TAL STOOD IN THE RESTROOM’S doorway, his frame more upright than usual. Where was his usual muscle soreness that required a perpetual tube of smelly ointment?
Tal’s eyes widened at the sight of Orchid. “Ah, the wicked stepmother, always overworking me until my body feels like it’s broken. Well, all the better. Two for the price of one.” After Tal marched in, he slammed the door shut and locked it.
“Why are you trapping us inside?” Orchid asked. She looked back and forth between Winston and Tal as if waiting for an explanation.
Winston pointed at Tal. “Your stepson, he’s responsible for Ming’s death. Didn’t you read the spreadsheet?”
“That doesn’t make any sense.” Orchid rubbed her forehead and peered at Tal. “You’re not ambitious. You always complain about the business.”
Tal sneered at his stepmother. “This was my golden opportunity to stop the work abuse, to change things.”
Winston could feel Tal’s anger at Orchid and tried to shift the focus from her. “Why mess with the pills?” he asked Tal. “You could’ve won the competition and took control of the company fair and square.”
Tal shook his head. “That would take too long. Ba didn’t want to retire. And besides, Fort was always his favorite, so big and strong. The contest would’ve been rigged.”
Winston could see how Tal might feel overshadowed by his older brother. Although Tal seemed quite the leader now.
Winston tried to reason with him. “Why don’t you let Orchid go? She’s old—”
Orchid shot Winston a dirty look, but he didn’t care. He’d play the age card if he needed to. Besides, if Tal freed Orchid, she could alert the authorities.
“I can’t release her,” Tal said. “She knows too much and will tell on me. Besides, she’s the reason we were pushed to work so hard in the first place. When Ba remarried, he gave us a ton more to do—because he had to support his new wife.”
As Tal rifled through his murse, Winston tried to calm him down. “Don’t do anything rash. I’m sure you can explain everything away to the police. After all, you were under a lot of stress.”
Winston saw Tal pull out a familiar bottle. The baijiu he’d ordered at Sambal. Was he going to break it over Winston’s head? Had Winston unwittingly paid for his own instrument of death?
Tal gestured with huge hand motions. The contents of the full bottle sloshed around. “You couldn’t leave things alone, could you? Even after I gave you a warning with the van—”
“It was you who tried to drive into me?” Winston backed up against the counter. The edge of the sink dug into his hip.
“Who else? But you didn’t take the hint. Kept on investigating.” Tal growled out the next words. “Even left a message with the motel that you’d found something at the Mystery Shack. I thought I’d been so careful, too. What was it?”
Winston gulped. “It was . . . nothing, unimportant.”
“Yeah, right.” Tal twisted off the bottle cap. “Was it the muscle rub? Too much on the staircase?”
Aha. Tal’s greasy ointment. That had made the stairs super slippery.
“The pills weren’t enough for you to mess with . . . You had to ensure your dad fell,” Winston said.
“I couldn’t rely on his weak heart. Needed to up the stakes, so I made sure to grease the steps right before Ba climbed them. I pretended I was putting on my muscle rub ointment but added some to the stairs when the rest of the family wasn’t looking.”
That explained the lingering sharp odor in the Mystery Shack. “And how did you get rid of Fort? There were so many witnesses at the restaurant.”
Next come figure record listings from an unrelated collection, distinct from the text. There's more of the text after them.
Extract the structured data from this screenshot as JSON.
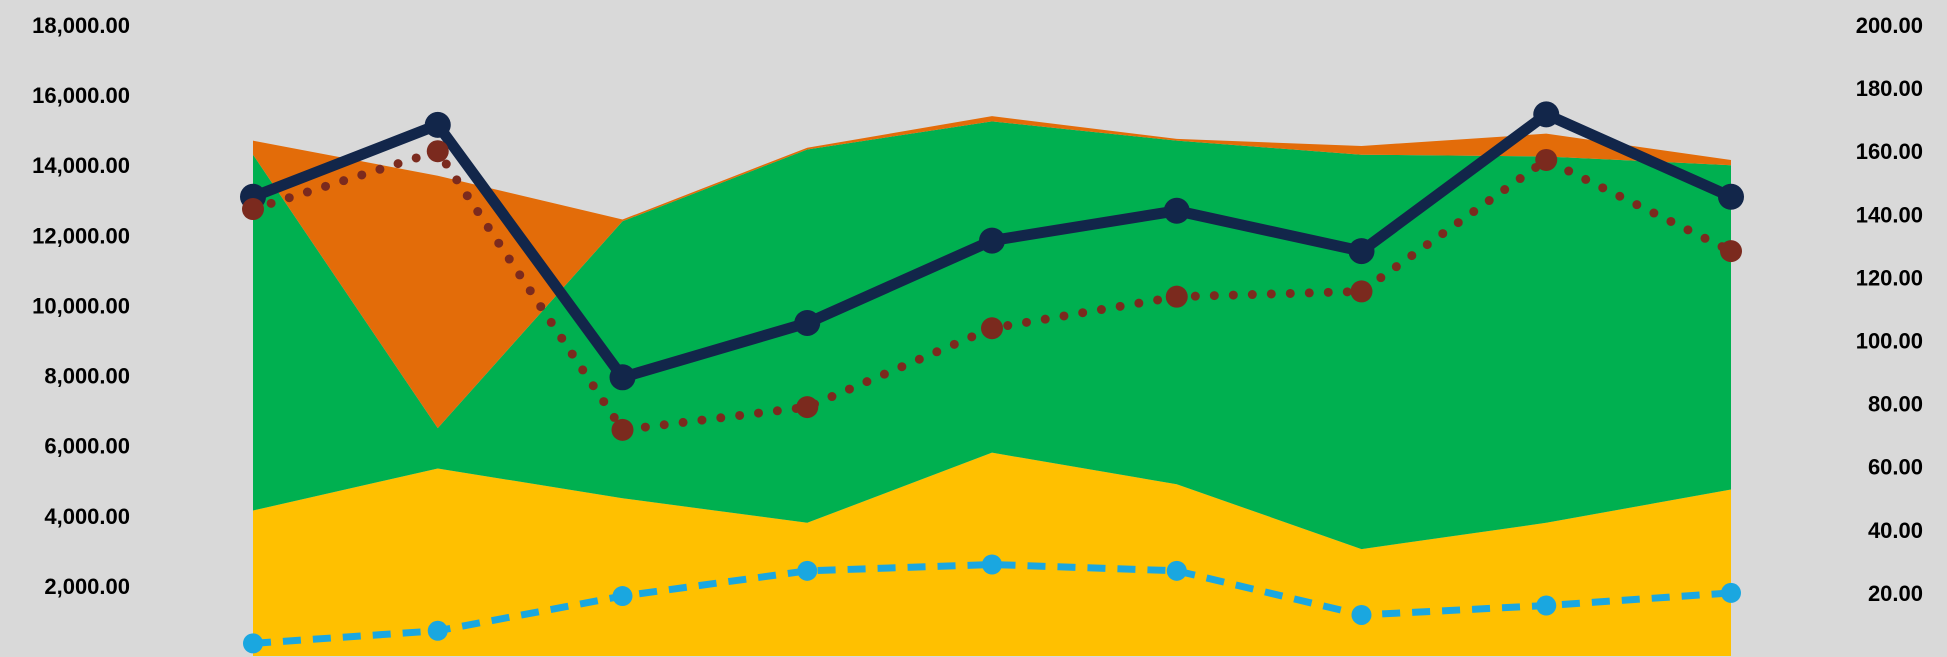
{
  "chart_data": {
    "type": "area",
    "background": "#d9d9d9",
    "categories_count": 9,
    "y_left": {
      "lim": [
        0,
        18000
      ],
      "ticks": [
        2000,
        4000,
        6000,
        8000,
        10000,
        12000,
        14000,
        16000,
        18000
      ],
      "tick_labels": [
        "2,000.00",
        "4,000.00",
        "6,000.00",
        "8,000.00",
        "10,000.00",
        "12,000.00",
        "14,000.00",
        "16,000.00",
        "18,000.00"
      ]
    },
    "y_right": {
      "lim": [
        0,
        200
      ],
      "ticks": [
        20,
        40,
        60,
        80,
        100,
        120,
        140,
        160,
        180,
        200
      ],
      "tick_labels": [
        "20.00",
        "40.00",
        "60.00",
        "80.00",
        "100.00",
        "120.00",
        "140.00",
        "160.00",
        "180.00",
        "200.00"
      ]
    },
    "stacked_area": [
      {
        "color": "#ffc000",
        "values": [
          4150,
          5350,
          4500,
          3800,
          5800,
          4900,
          3050,
          3800,
          4750
        ]
      },
      {
        "color": "#00b050",
        "values": [
          10150,
          1150,
          7900,
          10650,
          9450,
          9800,
          11250,
          10450,
          9250
        ]
      },
      {
        "color": "#e36c09",
        "values": [
          400,
          7200,
          50,
          50,
          150,
          50,
          250,
          650,
          150
        ]
      }
    ],
    "lines": [
      {
        "axis": "left",
        "style": "solid",
        "color": "#12264a",
        "values": [
          13100,
          15150,
          7950,
          9500,
          11850,
          12700,
          11550,
          15450,
          13100
        ]
      },
      {
        "axis": "left",
        "style": "dotted",
        "color": "#7b2a1e",
        "values": [
          12750,
          14400,
          6450,
          7100,
          9350,
          10250,
          10400,
          14150,
          11550
        ]
      },
      {
        "axis": "right",
        "style": "dashed",
        "color": "#1aa7e0",
        "values": [
          4,
          8,
          19,
          27,
          29,
          27,
          13,
          16,
          20
        ]
      }
    ],
    "grid": false,
    "legend": "none"
  }
}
Tal pulled out his handkerchief and stuffed it into the mouth of the bottle. “Ha. Lots of people eating, chatting, fighting. It was super easy to slip peanut sauce into Fort’s dessert.”
Orchid sat down in the corner of the bathroom and started rocking. “You killed Ming. And then Fort. To take over the family business.”
“Now you get it, dear stepmother.” From his murse, Tal retrieved a book of matches.
Orchid stopped rocking and looked at Tal’s hands. “What are you going to do with those?”
But Winston knew exactly why Tal had alcohol, cloth, and matches. And it wasn’t any kind of cocktail Winston wanted to taste.
It’s now or never, Winston thought. He had to find something in the bathroom to help him. Too bad old Mrs. Chan looked useless curled in the corner.
But she surprised him. As Tal lit his match, Orchid let out a blood-curdling scream. Shocked, Tal dropped his match onto the checkered floor, where it sputtered out.
Meanwhile, Winston found a weapon. He launched at Tal with the potted flower in his hands. Aiming for the base of Tal’s head, he swung hard. A resounding thud. Then Tal crumpled to the ground.
Orchid screamed again, a piercing shriek that wouldn’t let up. It was so loud he missed the pounding at the door. He only knew others had come to check on them when the door splintered open.